Too many total's perhaps, plus not all of these posts have to make perfect or indeed any sense :)
I also felt a lot better today and didn't loose my temper once. I have been so ill, in such minor ways, but with such big effects on me. I have been so full of grief and anger at my body for daring to come between me and the kids and ruin their childhood - brrrr my perfectionism is quite scary. Yet, from a compassionate view for me as the mum in training, that's a very real set of feelings and to ignore them is to be cold and harsh to myself leaving myself even more prone to anger. I guess this is something about non -duality, to cut oneself off from ones feelings is to deny oneself the opportunity to learn from the Buddha nature inherent within.

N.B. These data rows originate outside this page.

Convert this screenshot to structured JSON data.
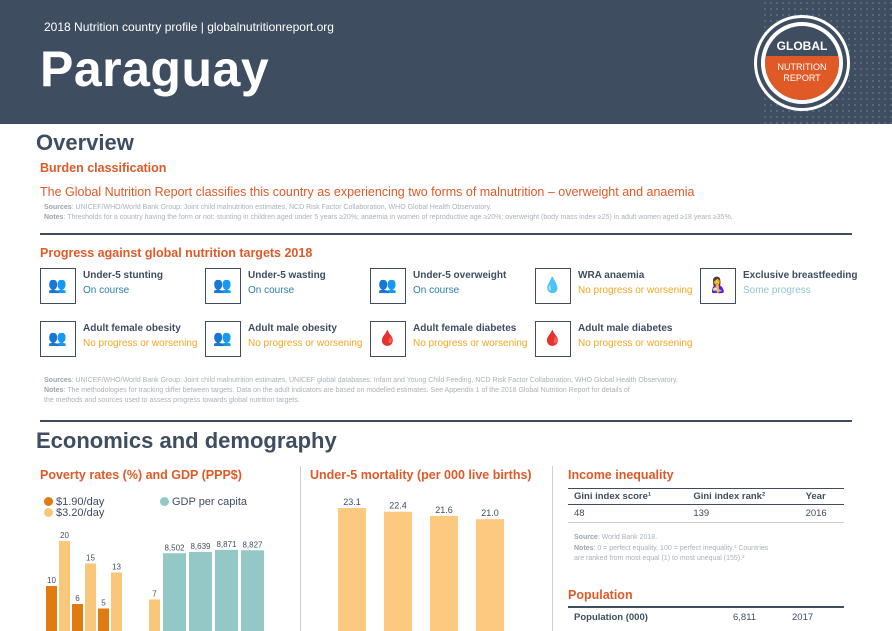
{
  "header": {
    "subtitle": "2018 Nutrition country profile  |  globalnutritionreport.org",
    "country": "Paraguay",
    "logo": {
      "top": "GLOBAL",
      "bottom": "NUTRITION\nREPORT"
    }
  },
  "overview": {
    "title": "Overview",
    "burden_heading": "Burden classification",
    "burden_text": "The Global Nutrition Report classifies this country as experiencing two forms of malnutrition – overweight and anaemia",
    "burden_sources_label": "Sources",
    "burden_sources": ": UNICEF/WHO/World Bank Group: Joint child malnutrition estimates, NCD Risk Factor Collaboration, WHO Global Health Observatory.",
    "burden_notes_label": "Notes",
    "burden_notes": ": Thresholds for a country having the form or not: stunting in children aged under 5 years ≥20%; anaemia in women of reproductive age ≥20%; overweight (body mass index ≥25) in adult women aged ≥18 years ≥35%.",
    "progress_heading": "Progress against global nutrition targets 2018",
    "targets": [
      {
        "name": "Under-5 stunting",
        "status": "On course",
        "icon": "children-icon",
        "glyph": "👥"
      },
      {
        "name": "Under-5 wasting",
        "status": "On course",
        "icon": "children-icon",
        "glyph": "👥"
      },
      {
        "name": "Under-5 overweight",
        "status": "On course",
        "icon": "children-icon",
        "glyph": "👥"
      },
      {
        "name": "WRA anaemia",
        "status": "No progress or worsening",
        "icon": "blood-drop-icon",
        "glyph": "💧"
      },
      {
        "name": "Exclusive breastfeeding",
        "status": "Some progress",
        "icon": "breastfeeding-icon",
        "glyph": "🤱"
      },
      {
        "name": "Adult female obesity",
        "status": "No progress or worsening",
        "icon": "adults-icon",
        "glyph": "👥"
      },
      {
        "name": "Adult male obesity",
        "status": "No progress or worsening",
        "icon": "adults-icon",
        "glyph": "👥"
      },
      {
        "name": "Adult female diabetes",
        "status": "No progress or worsening",
        "icon": "glucose-meter-icon",
        "glyph": "🩸"
      },
      {
        "name": "Adult male diabetes",
        "status": "No progress or worsening",
        "icon": "glucose-meter-icon",
        "glyph": "🩸"
      }
    ],
    "progress_sources_label": "Sources",
    "progress_sources": ": UNICEF/WHO/World Bank Group: Joint child malnutrition estimates, UNICEF global databases: Infant and Young Child Feeding, NCD Risk Factor Collaboration, WHO Global Health Observatory.",
    "progress_notes_label": "Notes",
    "progress_notes_1": ": The methodologies for tracking differ between targets. Data on the adult indicators are based on modelled estimates. See Appendix 1 of the 2018 Global Nutrition Report for details of",
    "progress_notes_2": "the methods and sources used to assess progress towards global nutrition targets."
  },
  "economics": {
    "title": "Economics and demography",
    "poverty_heading": "Poverty rates (%) and GDP (PPP$)",
    "mortality_heading": "Under-5 mortality (per 000 live births)",
    "income_heading": "Income inequality",
    "income_table": {
      "headers": [
        "Gini index score¹",
        "Gini index rank²",
        "Year"
      ],
      "row": [
        "48",
        "139",
        "2016"
      ]
    },
    "income_source_label": "Source",
    "income_source": ": World Bank 2018.",
    "income_notes_label": "Notes",
    "income_notes_1": ": 0 = perfect equality, 100 = perfect inequality.¹ Countries",
    "income_notes_2": "are ranked from most equal (1) to most unequal (155).²",
    "population_heading": "Population",
    "population_row": [
      "Population (000)",
      "6,811",
      "2017"
    ]
  },
  "chart_data": [
    {
      "type": "bar",
      "title": "Poverty rates (%) and GDP (PPP$)",
      "series": [
        {
          "name": "$1.90/day",
          "color": "#e07b12",
          "values": [
            10,
            6,
            5
          ]
        },
        {
          "name": "$3.20/day",
          "color": "#f9c77a",
          "values": [
            20,
            15,
            13,
            7
          ]
        },
        {
          "name": "GDP per capita",
          "color": "#93c8c6",
          "values": [
            8502,
            8639,
            8871,
            8827
          ],
          "labels": [
            "8,502",
            "8,639",
            "8,871",
            "8,827"
          ]
        }
      ]
    },
    {
      "type": "bar",
      "title": "Under-5 mortality (per 000 live births)",
      "color": "#fbc97f",
      "values": [
        23.1,
        22.4,
        21.6,
        21.0
      ],
      "labels": [
        "23.1",
        "22.4",
        "21.6",
        "21.0"
      ]
    }
  ]
}
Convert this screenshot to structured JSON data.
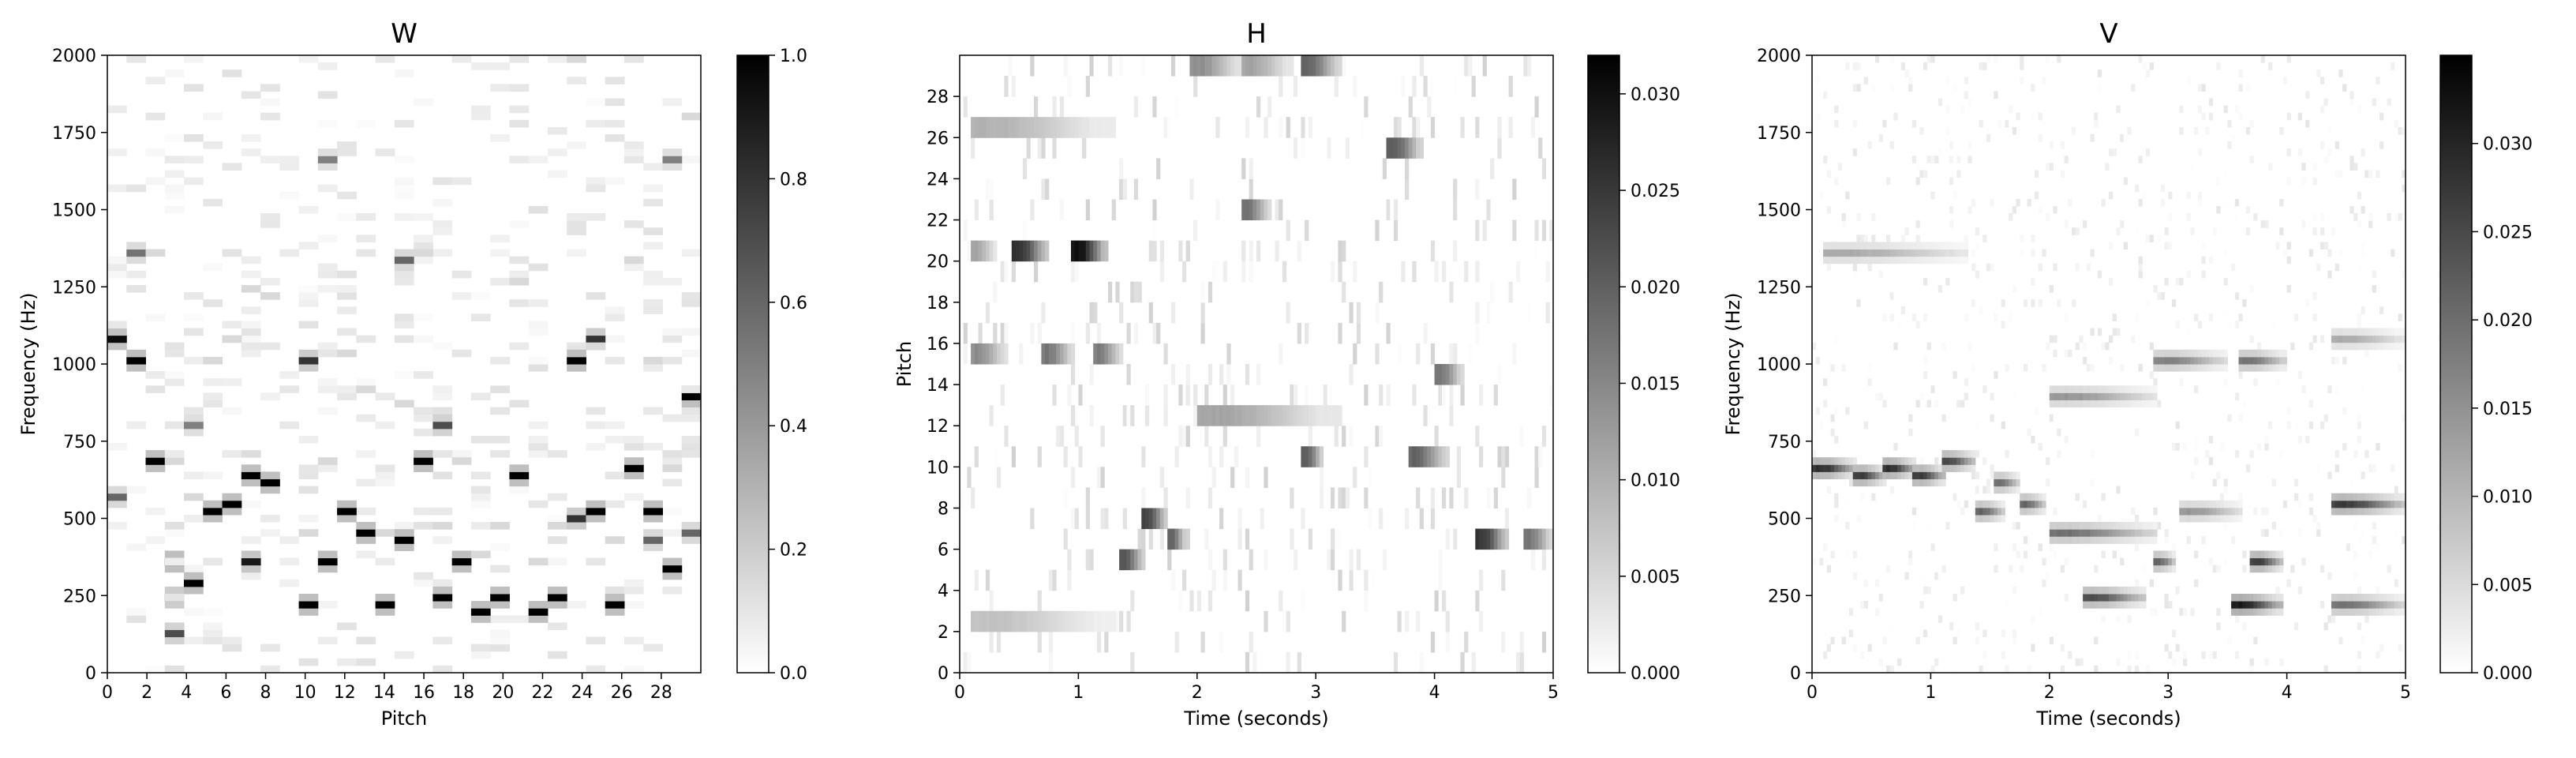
{
  "chart_data": [
    {
      "type": "heatmap",
      "title": "W",
      "xlabel": "Pitch",
      "ylabel": "Frequency (Hz)",
      "xlim": [
        0,
        30
      ],
      "ylim": [
        0,
        2000
      ],
      "xticks": [
        0,
        2,
        4,
        6,
        8,
        10,
        12,
        14,
        16,
        18,
        20,
        22,
        24,
        26,
        28
      ],
      "yticks": [
        0,
        250,
        500,
        750,
        1000,
        1250,
        1500,
        1750,
        2000
      ],
      "colorbar": {
        "min": 0.0,
        "max": 1.0,
        "ticks": [
          "0.0",
          "0.2",
          "0.4",
          "0.6",
          "0.8",
          "1.0"
        ],
        "colormap": "Greys"
      },
      "grid": false,
      "approx_peak_cells": [
        {
          "pitch": 0,
          "freq_hz": 1060,
          "value": 0.95
        },
        {
          "pitch": 0,
          "freq_hz": 560,
          "value": 0.6
        },
        {
          "pitch": 1,
          "freq_hz": 1000,
          "value": 1.0
        },
        {
          "pitch": 1,
          "freq_hz": 1340,
          "value": 0.55
        },
        {
          "pitch": 2,
          "freq_hz": 680,
          "value": 1.0
        },
        {
          "pitch": 3,
          "freq_hz": 340,
          "value": 1.0
        },
        {
          "pitch": 3,
          "freq_hz": 230,
          "value": 0.8
        },
        {
          "pitch": 3,
          "freq_hz": 120,
          "value": 0.7
        },
        {
          "pitch": 4,
          "freq_hz": 280,
          "value": 1.0
        },
        {
          "pitch": 4,
          "freq_hz": 790,
          "value": 0.5
        },
        {
          "pitch": 5,
          "freq_hz": 500,
          "value": 1.0
        },
        {
          "pitch": 6,
          "freq_hz": 540,
          "value": 1.0
        },
        {
          "pitch": 7,
          "freq_hz": 620,
          "value": 1.0
        },
        {
          "pitch": 7,
          "freq_hz": 350,
          "value": 0.9
        },
        {
          "pitch": 8,
          "freq_hz": 600,
          "value": 1.0
        },
        {
          "pitch": 10,
          "freq_hz": 220,
          "value": 1.0
        },
        {
          "pitch": 10,
          "freq_hz": 1000,
          "value": 0.8
        },
        {
          "pitch": 11,
          "freq_hz": 340,
          "value": 1.0
        },
        {
          "pitch": 11,
          "freq_hz": 1660,
          "value": 0.5
        },
        {
          "pitch": 12,
          "freq_hz": 510,
          "value": 1.0
        },
        {
          "pitch": 13,
          "freq_hz": 450,
          "value": 1.0
        },
        {
          "pitch": 14,
          "freq_hz": 220,
          "value": 1.0
        },
        {
          "pitch": 15,
          "freq_hz": 430,
          "value": 1.0
        },
        {
          "pitch": 15,
          "freq_hz": 1330,
          "value": 0.6
        },
        {
          "pitch": 16,
          "freq_hz": 670,
          "value": 1.0
        },
        {
          "pitch": 17,
          "freq_hz": 230,
          "value": 1.0
        },
        {
          "pitch": 17,
          "freq_hz": 790,
          "value": 0.7
        },
        {
          "pitch": 18,
          "freq_hz": 340,
          "value": 1.0
        },
        {
          "pitch": 19,
          "freq_hz": 190,
          "value": 1.0
        },
        {
          "pitch": 20,
          "freq_hz": 230,
          "value": 1.0
        },
        {
          "pitch": 21,
          "freq_hz": 630,
          "value": 1.0
        },
        {
          "pitch": 22,
          "freq_hz": 180,
          "value": 1.0
        },
        {
          "pitch": 23,
          "freq_hz": 230,
          "value": 1.0
        },
        {
          "pitch": 24,
          "freq_hz": 490,
          "value": 0.8
        },
        {
          "pitch": 24,
          "freq_hz": 990,
          "value": 1.0
        },
        {
          "pitch": 25,
          "freq_hz": 1060,
          "value": 0.8
        },
        {
          "pitch": 25,
          "freq_hz": 520,
          "value": 1.0
        },
        {
          "pitch": 26,
          "freq_hz": 210,
          "value": 1.0
        },
        {
          "pitch": 27,
          "freq_hz": 660,
          "value": 1.0
        },
        {
          "pitch": 28,
          "freq_hz": 500,
          "value": 1.0
        },
        {
          "pitch": 28,
          "freq_hz": 420,
          "value": 0.6
        },
        {
          "pitch": 29,
          "freq_hz": 330,
          "value": 1.0
        },
        {
          "pitch": 29,
          "freq_hz": 1660,
          "value": 0.5
        },
        {
          "pitch": 30,
          "freq_hz": 890,
          "value": 1.0
        },
        {
          "pitch": 30,
          "freq_hz": 450,
          "value": 0.6
        }
      ]
    },
    {
      "type": "heatmap",
      "title": "H",
      "xlabel": "Time (seconds)",
      "ylabel": "Pitch",
      "xlim": [
        0,
        5
      ],
      "ylim": [
        0,
        30
      ],
      "xticks": [
        0,
        1,
        2,
        3,
        4,
        5
      ],
      "yticks": [
        0,
        2,
        4,
        6,
        8,
        10,
        12,
        14,
        16,
        18,
        20,
        22,
        24,
        26,
        28
      ],
      "colorbar": {
        "min": 0.0,
        "max": 0.032,
        "ticks": [
          "0.000",
          "0.005",
          "0.010",
          "0.015",
          "0.020",
          "0.025",
          "0.030"
        ],
        "colormap": "Greys"
      },
      "grid": false,
      "approx_activations": [
        {
          "pitch": 20,
          "t_start": 0.45,
          "t_end": 0.75,
          "value": 0.028
        },
        {
          "pitch": 20,
          "t_start": 0.95,
          "t_end": 1.25,
          "value": 0.032
        },
        {
          "pitch": 20,
          "t_start": 0.1,
          "t_end": 0.3,
          "value": 0.012
        },
        {
          "pitch": 15,
          "t_start": 0.1,
          "t_end": 0.4,
          "value": 0.015
        },
        {
          "pitch": 15,
          "t_start": 0.7,
          "t_end": 0.95,
          "value": 0.018
        },
        {
          "pitch": 15,
          "t_start": 1.15,
          "t_end": 1.35,
          "value": 0.017
        },
        {
          "pitch": 7,
          "t_start": 1.55,
          "t_end": 1.75,
          "value": 0.025
        },
        {
          "pitch": 6,
          "t_start": 1.75,
          "t_end": 1.9,
          "value": 0.02
        },
        {
          "pitch": 5,
          "t_start": 1.35,
          "t_end": 1.55,
          "value": 0.022
        },
        {
          "pitch": 29,
          "t_start": 1.95,
          "t_end": 2.35,
          "value": 0.015
        },
        {
          "pitch": 29,
          "t_start": 2.4,
          "t_end": 2.8,
          "value": 0.012
        },
        {
          "pitch": 29,
          "t_start": 2.9,
          "t_end": 3.2,
          "value": 0.02
        },
        {
          "pitch": 12,
          "t_start": 2.0,
          "t_end": 3.2,
          "value": 0.012
        },
        {
          "pitch": 10,
          "t_start": 2.9,
          "t_end": 3.05,
          "value": 0.022
        },
        {
          "pitch": 10,
          "t_start": 3.8,
          "t_end": 4.1,
          "value": 0.02
        },
        {
          "pitch": 6,
          "t_start": 4.35,
          "t_end": 4.6,
          "value": 0.027
        },
        {
          "pitch": 6,
          "t_start": 4.75,
          "t_end": 5.0,
          "value": 0.018
        },
        {
          "pitch": 22,
          "t_start": 2.4,
          "t_end": 2.6,
          "value": 0.018
        },
        {
          "pitch": 25,
          "t_start": 3.6,
          "t_end": 3.9,
          "value": 0.022
        },
        {
          "pitch": 14,
          "t_start": 4.0,
          "t_end": 4.25,
          "value": 0.018
        },
        {
          "pitch": 26,
          "t_start": 0.1,
          "t_end": 1.3,
          "value": 0.01
        },
        {
          "pitch": 2,
          "t_start": 0.1,
          "t_end": 1.3,
          "value": 0.008
        }
      ]
    },
    {
      "type": "heatmap",
      "title": "V",
      "xlabel": "Time (seconds)",
      "ylabel": "Frequency (Hz)",
      "xlim": [
        0,
        5
      ],
      "ylim": [
        0,
        2000
      ],
      "xticks": [
        0,
        1,
        2,
        3,
        4,
        5
      ],
      "yticks": [
        0,
        250,
        500,
        750,
        1000,
        1250,
        1500,
        1750,
        2000
      ],
      "colorbar": {
        "min": 0.0,
        "max": 0.035,
        "ticks": [
          "0.000",
          "0.005",
          "0.010",
          "0.015",
          "0.020",
          "0.025",
          "0.030"
        ],
        "colormap": "Greys"
      },
      "grid": false,
      "approx_energy_regions": [
        {
          "freq_hz": 660,
          "t_start": 0.0,
          "t_end": 0.35,
          "value": 0.03
        },
        {
          "freq_hz": 630,
          "t_start": 0.35,
          "t_end": 0.6,
          "value": 0.028
        },
        {
          "freq_hz": 660,
          "t_start": 0.6,
          "t_end": 0.85,
          "value": 0.03
        },
        {
          "freq_hz": 630,
          "t_start": 0.85,
          "t_end": 1.1,
          "value": 0.028
        },
        {
          "freq_hz": 670,
          "t_start": 1.1,
          "t_end": 1.35,
          "value": 0.026
        },
        {
          "freq_hz": 500,
          "t_start": 1.4,
          "t_end": 1.6,
          "value": 0.022
        },
        {
          "freq_hz": 600,
          "t_start": 1.55,
          "t_end": 1.75,
          "value": 0.02
        },
        {
          "freq_hz": 540,
          "t_start": 1.75,
          "t_end": 1.95,
          "value": 0.022
        },
        {
          "freq_hz": 450,
          "t_start": 2.0,
          "t_end": 2.9,
          "value": 0.02
        },
        {
          "freq_hz": 890,
          "t_start": 2.0,
          "t_end": 2.9,
          "value": 0.015
        },
        {
          "freq_hz": 230,
          "t_start": 2.3,
          "t_end": 2.8,
          "value": 0.025
        },
        {
          "freq_hz": 340,
          "t_start": 2.9,
          "t_end": 3.05,
          "value": 0.022
        },
        {
          "freq_hz": 1000,
          "t_start": 2.9,
          "t_end": 3.5,
          "value": 0.018
        },
        {
          "freq_hz": 500,
          "t_start": 3.1,
          "t_end": 3.6,
          "value": 0.015
        },
        {
          "freq_hz": 210,
          "t_start": 3.55,
          "t_end": 3.95,
          "value": 0.032
        },
        {
          "freq_hz": 340,
          "t_start": 3.7,
          "t_end": 3.95,
          "value": 0.028
        },
        {
          "freq_hz": 1000,
          "t_start": 3.6,
          "t_end": 4.0,
          "value": 0.02
        },
        {
          "freq_hz": 530,
          "t_start": 4.4,
          "t_end": 5.0,
          "value": 0.028
        },
        {
          "freq_hz": 220,
          "t_start": 4.4,
          "t_end": 5.0,
          "value": 0.02
        },
        {
          "freq_hz": 1340,
          "t_start": 0.1,
          "t_end": 1.3,
          "value": 0.012
        },
        {
          "freq_hz": 1060,
          "t_start": 4.4,
          "t_end": 5.0,
          "value": 0.012
        }
      ]
    }
  ]
}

As I said, maybe not much sense.
A friend has suggested I write 5 good things I have experienced with the kids a day. She suggested a good notebook, and a nice pen, to be picked up when I feel despair and cross. I thought I would start here though, I'm having trouble identifying 5 whole things apart form making food and bedtimes.
1. Not getting angry - ok this is good :)
2. Starting the Mad Academy today, and being so proud of D who was very independent and wanted to do it all on her own, and did so beautifully.
3. Picking M up with grace and not irritation at least once today when he was howling just as I needed to do something.
4. Wrapping up D's play dough man in a wet wipe so he didn't dry out.